Tesla is due to publish its full 2025 sales figures later on January 2. Analysts’ estimates released last week suggest it sold around 1.65 million vehicles across the year.
The US firm has endured a difficult year, shaped by a mixed response to new models, unease over Elon Musk’s political activities and rising competition from Chinese rivals.
Carmakers such as Geely, MG and BYD have intensified pressure on Western brands by pricing electric vehicles below established competitors.
BYD is now China’s largest electric car company and has been a key driver of the country’s rapid EV expansion.
In October, Tesla launched lower-priced versions of its two best-selling models in the US in an effort to revive demand.
Musk, already the world’s richest man, faces the task of sharply increasing Tesla’s sales and market value over the next decade.

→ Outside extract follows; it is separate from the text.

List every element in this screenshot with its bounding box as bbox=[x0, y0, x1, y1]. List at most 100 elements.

That push is central to a record-breaking pay package approved by shareholders in November, potentially worth up to £740 billion.
Under the deal, Musk must also sell one million humanoid robots over the next ten years.
Tesla has invested heavily in its “Optimus” robot and its self-driving “Robotaxi” technology as part of that strategy.
Tesla sales fell in the first three months of 2025 following a backlash against Musk’s role in US President Donald Trump’s administration.
Beyond Tesla, Musk controls several major ventures, including social media platform X, rocket company SpaceX and tunnel firm the Boring Company.
Those responsibilities, alongside running Trump’s Department of Government Efficiency, led some investors to question his focus on Tesla.
Musk has since pledged to “significantly” reduce his involvement in the US government.
Despite BYD’s rapid rise, its sales growth slowed in 2025 to the weakest rate in five years.
The slowdown was partly driven by fierce competition within China, which remains the company’s most important market.
Even so, BYD continues to undercut many rivals on price and remains a dominant global EV player.
The Shenzhen-based firm has expanded aggressively in Latin America, South East Asia and parts of Europe.
That growth has continued despite several countries imposing steep tariffs on Chinese electric vehicles.
In October, BYD said the UK had become its largest market outside China.
The company reported that UK sales surged by 880% in the year to the end of September.
It said growth was fuelled by strong demand for the plug-in hybrid version of its Seal U SUV.